Diana pun tidak tinggal diam. Ia membalas dengan narasi bahwa semua peserta telah menyetujui kontrak kerja, bahwa penahanan ijazah merupakan bentuk proteksi lembaga dari kerugian moral dan finansial. Namun publik melihat ini sebagai pembenaran yang absurd. Alih-alih memperbaiki sistem pelatihan, Diana malah mempertontonkan arogansi.
Tekanan Publik dan Pertaruhan Nama Baik
Aksi Armuji di sambut gegap gempita oleh publik. Tapi ia juga di hujani kritik dari sebagian kalangan yang menilai langkahnya terlalu “populis”. Namun Armuji berdiri teguh. “Kalau kita biarkan seperti ini, besok-besok semua pengusaha bisa main tahan ijazah seenaknya. Negara ini bukan milik pemilik modal, tapi milik rakyat,” tegasnya dalam konferensi pers.
Sementara Diana kian terdesak. Lembaga-lembaga advokasi hukum mulai turun tangan, menawarkan bantuan kepada alumni korban penahanan ijazah.
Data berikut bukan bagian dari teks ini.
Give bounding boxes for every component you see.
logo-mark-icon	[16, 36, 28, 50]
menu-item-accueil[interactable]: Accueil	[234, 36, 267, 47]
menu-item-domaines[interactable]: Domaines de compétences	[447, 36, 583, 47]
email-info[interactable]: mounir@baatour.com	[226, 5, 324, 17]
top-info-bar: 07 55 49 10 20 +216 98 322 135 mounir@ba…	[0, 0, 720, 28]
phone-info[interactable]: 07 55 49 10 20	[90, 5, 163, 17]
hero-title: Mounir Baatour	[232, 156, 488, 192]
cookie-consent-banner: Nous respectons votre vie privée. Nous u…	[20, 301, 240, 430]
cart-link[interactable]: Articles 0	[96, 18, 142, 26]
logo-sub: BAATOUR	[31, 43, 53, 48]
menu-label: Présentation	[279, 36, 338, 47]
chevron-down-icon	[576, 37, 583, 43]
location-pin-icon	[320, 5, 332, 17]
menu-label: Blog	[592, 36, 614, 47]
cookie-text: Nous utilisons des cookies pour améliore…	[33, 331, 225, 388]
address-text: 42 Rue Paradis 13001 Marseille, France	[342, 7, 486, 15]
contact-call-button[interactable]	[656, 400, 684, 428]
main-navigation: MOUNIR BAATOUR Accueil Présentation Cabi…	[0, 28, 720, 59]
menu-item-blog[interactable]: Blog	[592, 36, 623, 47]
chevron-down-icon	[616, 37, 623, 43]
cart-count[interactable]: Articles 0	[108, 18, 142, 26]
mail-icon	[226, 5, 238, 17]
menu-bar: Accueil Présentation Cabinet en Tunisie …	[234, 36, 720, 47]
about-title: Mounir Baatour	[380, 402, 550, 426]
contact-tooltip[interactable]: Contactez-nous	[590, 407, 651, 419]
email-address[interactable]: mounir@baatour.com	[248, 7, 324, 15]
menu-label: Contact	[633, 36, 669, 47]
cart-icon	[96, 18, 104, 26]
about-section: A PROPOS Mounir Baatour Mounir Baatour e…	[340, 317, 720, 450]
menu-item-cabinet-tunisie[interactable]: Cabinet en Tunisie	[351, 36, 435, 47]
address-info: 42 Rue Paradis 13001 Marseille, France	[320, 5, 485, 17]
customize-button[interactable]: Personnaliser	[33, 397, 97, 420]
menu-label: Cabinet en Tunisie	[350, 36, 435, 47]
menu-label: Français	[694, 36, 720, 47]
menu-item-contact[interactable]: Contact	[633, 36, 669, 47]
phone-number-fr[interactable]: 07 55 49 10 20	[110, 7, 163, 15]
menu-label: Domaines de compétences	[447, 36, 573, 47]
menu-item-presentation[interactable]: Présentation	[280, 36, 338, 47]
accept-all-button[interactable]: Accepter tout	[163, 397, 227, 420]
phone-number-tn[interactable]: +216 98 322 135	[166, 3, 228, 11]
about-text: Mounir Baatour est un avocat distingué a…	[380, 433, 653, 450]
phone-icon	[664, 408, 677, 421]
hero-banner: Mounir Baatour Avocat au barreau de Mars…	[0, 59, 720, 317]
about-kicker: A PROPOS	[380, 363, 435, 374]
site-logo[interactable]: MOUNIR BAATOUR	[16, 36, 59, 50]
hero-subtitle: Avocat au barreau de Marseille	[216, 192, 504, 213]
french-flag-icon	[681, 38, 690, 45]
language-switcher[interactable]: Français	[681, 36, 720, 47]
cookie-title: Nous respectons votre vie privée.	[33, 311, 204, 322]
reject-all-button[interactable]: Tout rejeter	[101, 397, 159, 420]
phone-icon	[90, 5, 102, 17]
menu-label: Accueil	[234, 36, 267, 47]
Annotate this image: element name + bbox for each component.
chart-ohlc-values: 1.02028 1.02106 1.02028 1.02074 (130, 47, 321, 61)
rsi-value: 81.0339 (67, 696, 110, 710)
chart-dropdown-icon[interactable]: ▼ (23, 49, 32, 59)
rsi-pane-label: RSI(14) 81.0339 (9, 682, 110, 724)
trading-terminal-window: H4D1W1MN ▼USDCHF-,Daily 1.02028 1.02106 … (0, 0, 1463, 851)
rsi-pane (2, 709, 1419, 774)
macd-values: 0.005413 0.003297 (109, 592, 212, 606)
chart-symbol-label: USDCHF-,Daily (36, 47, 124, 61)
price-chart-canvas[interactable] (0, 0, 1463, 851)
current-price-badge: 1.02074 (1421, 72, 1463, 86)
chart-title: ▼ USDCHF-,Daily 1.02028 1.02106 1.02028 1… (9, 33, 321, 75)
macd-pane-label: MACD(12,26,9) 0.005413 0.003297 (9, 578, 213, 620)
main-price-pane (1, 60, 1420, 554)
Bahkan Ombudsman ikut menyelidiki dugaan pelanggaran slot resmi dan potensi pelanggaran HAM dalam praktik lembaga milik Diana.
Setelah tekanan bertubi-tubi, Diana akhirnya menyerah. Dalam pernyataan terbuka, ia menyatakan siap mengembalikan semua ijazah tanpa syarat dan akan mengevaluasi ulang sistem operasional lembaganya. Tapi langkah ini di anggap banyak pihak terlalu terlambat. Kerusakan citra sudah terjadi. Nama baiknya sebagai pengusaha pendidikan kini terlanjur tercoreng.
Simbol Perlawanan terhadap Pelecehan Pendidikan
Kasus ini menjadi simbol perlawanan masyarakat terhadap arogansi lembaga pendidikan yang menjadikan “kesempatan” sebagai alat pemerasan. Dalam masyarakat yang masih menjunjung tinggi ijazah sebagai alat mobilitas sosial, penahanan dokumen itu bukan sekadar tindakan administratif—melainkan perampasan masa depan.
Armuji, dalam konteks ini, muncul sebagai sosok pembela rakyat. Meski banyak yang menganggap aksinya terlalu teatrikal, tak bisa di mungkiri bahwa keberaniannya membuka jalur diskusi tentang bagaimana seharusnya lembaga pendidikan bersikap.
Kini, ratusan alumni Diana sudah bisa mengakses kembali haknya yang selama ini di rampas. Tapi yang lebih penting, peristiwa ini menjadi alarm keras bagi seluruh institusi pelatihan dan pendidikan non-formal: berhentilah memperlakukan peserta didik sebagai komoditas. Dunia harus kembali ke esensinya: mencerdaskan, bukan menindas.